Tot op heden werd binnen de Hervormde Kerk door de meerderheid de pluraliteit, dus het bestaan der richtingen, aanvaard als een historisch gegroeid verschijnsel. Men wist: het moet zo niet wezen, maar wij moeten ermee leven! Dat stadium lijkt men nu voorbij. Van de zonde maakt men een deugd. De pluraliteit wordt een wet om naar te leven. Dat kon de hervormd-gereformeerden weleens in geheel eigensoortige en ongekende moeilijkheden brengen.

De Reformatie

Na deze eerste opmerkingen thans een beoordeling van de idee der pluraliteit in het licht van de geschiedenis van de Reformatie, en daarbij inbegrepen, in het licht van de Belijdenis.

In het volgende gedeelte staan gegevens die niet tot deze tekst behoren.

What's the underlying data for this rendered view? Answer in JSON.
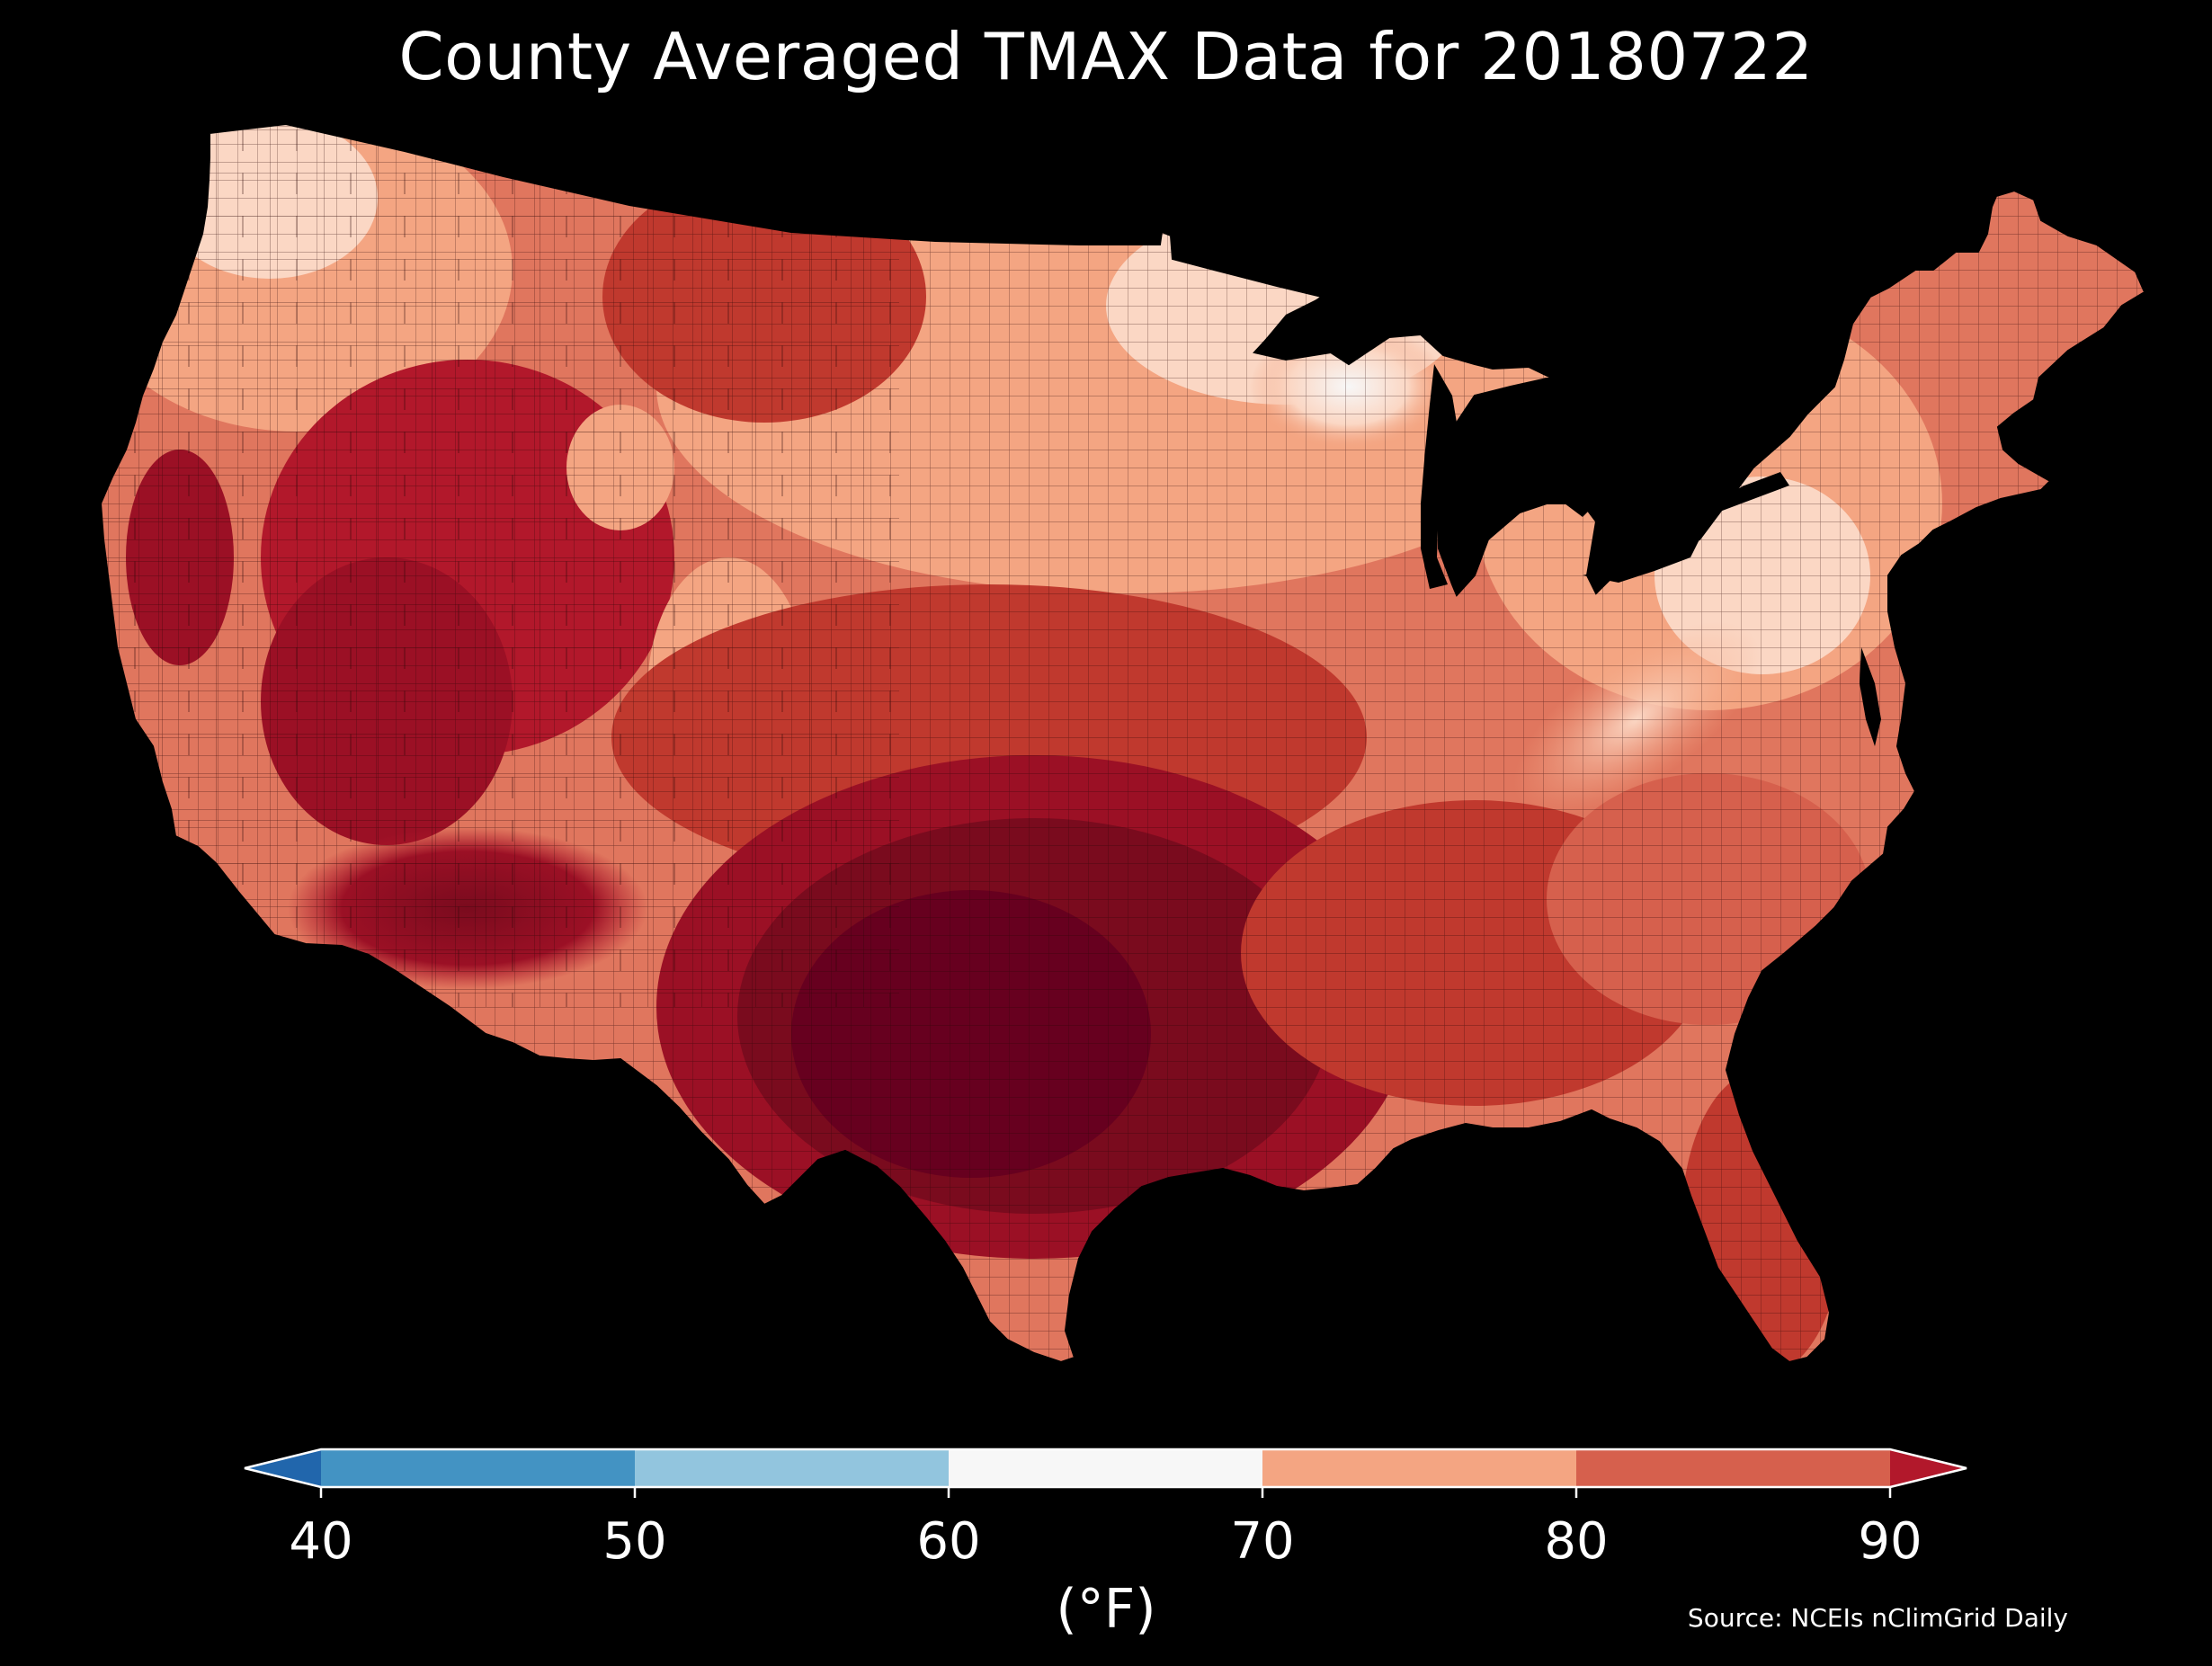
{
  "title": "County Averaged TMAX Data for 20180722",
  "map": {
    "region": "Contiguous United States",
    "unit_label": "(°F)",
    "source": "Source: NCEIs nClimGrid Daily",
    "colorbar": {
      "ticks": [
        "40",
        "50",
        "60",
        "70",
        "80",
        "90"
      ],
      "bins": [
        {
          "range": [
            null,
            40
          ],
          "color": "#2166ac",
          "extend": "min"
        },
        {
          "range": [
            40,
            50
          ],
          "color": "#4393c3"
        },
        {
          "range": [
            50,
            60
          ],
          "color": "#92c5de"
        },
        {
          "range": [
            60,
            70
          ],
          "color": "#f7f7f7"
        },
        {
          "range": [
            70,
            80
          ],
          "color": "#f4a582"
        },
        {
          "range": [
            80,
            90
          ],
          "color": "#d6604d"
        },
        {
          "range": [
            90,
            null
          ],
          "color": "#b2182b",
          "extend": "max"
        }
      ]
    },
    "background_color": "#000000",
    "land_palette": {
      "coolest": "#f7f7f7",
      "cool": "#fbd7c4",
      "mild": "#f4a582",
      "warm": "#e0765e",
      "hot": "#d6604d",
      "hotter": "#c0392e",
      "very_hot": "#b2182b",
      "extreme": "#7a0b1e",
      "extreme_max": "#67001f"
    }
  }
}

Volgens dr. Vlijm, zo hoorden wij reeds, was ook in de bloeitijd van de Reformatie de pluraliteit niet onbekend. Er zou volgens hem in de tijd van de Reformatie een grote pluraliteit hebben bestaan, terwijl pas later, onder andere door invloeden van buitenaf, naar uniformiteit zou zijn gestreefd. En dan wijst hij met name naar de Drie Formulieren van Enigheid, waartussen volgens hem, niet geringe verschillen zouden bestaan, bijvoorbeeld in de leer van de praedestinatie en in de visie op de verhouding van kerk en overheid.

Wat is ons antwoord hierop? In de eerste plaats: wat dr. Vlijm hier beweert is uiterst tendentieus. Zijn zoeken van een rechtvaardigingsgrond voor de moderne pluraliteits-idee verleidt hem ertoe de geschiedenis van de Reformatie geweld aan te doen, en in de drie Formulieren van Enigheid iets in te schuiven wat er beslist niet reeds in zit.

Wettige pluraliteit

De pluraliteit die er bestaan heeft in de tijd van de Reformatie, en die wij allerminst ontkennen, gelijkt zelfs in de verste verte niet op wat heden onder pluraliteit verstaan wordt en met dat woord verdedigd wordt.

Stellig is het waar, dat er verschillen bestonden bijvoorbeeld tussen de kerk van Geneve en die van Zurich, meest van kerkrechterlijke of liturgische aard, en het is ook waar, dat in deze steden eigen belijdenissen werden opgesteld werden en van kracht waren; zodat er een hele reeks van gereformeerde belijdenissen bestaat; en het is ook waar, dat er in deze verschillende belijdenissen ook wel enige verschillen zijn aan te wijzen. Dat alles rangschikken wij echter onder een wettige pluraliteit, die aan de eenheid des geloofs weinig of zelfs geheel geen afbreuk deed, maar daar komen wij later nog op terug.

De zaak is namelijk deze, dat niemand die studie maakt van deze gereformeerde belijdenissen verschillen kan aanwijzen op wezenlijke punten, die de hoofdzaken van de christelijke leer aangaan. Altijd weer treft ons de eenheid. Die eenheid behoefde in die tijd niet te leiden tot uniformiteit om de eenvoudige reden dat men één was in het geloof. Men kon grif eikaars belijdenis-ondertekenen, wat ook meermalen gebeurd is.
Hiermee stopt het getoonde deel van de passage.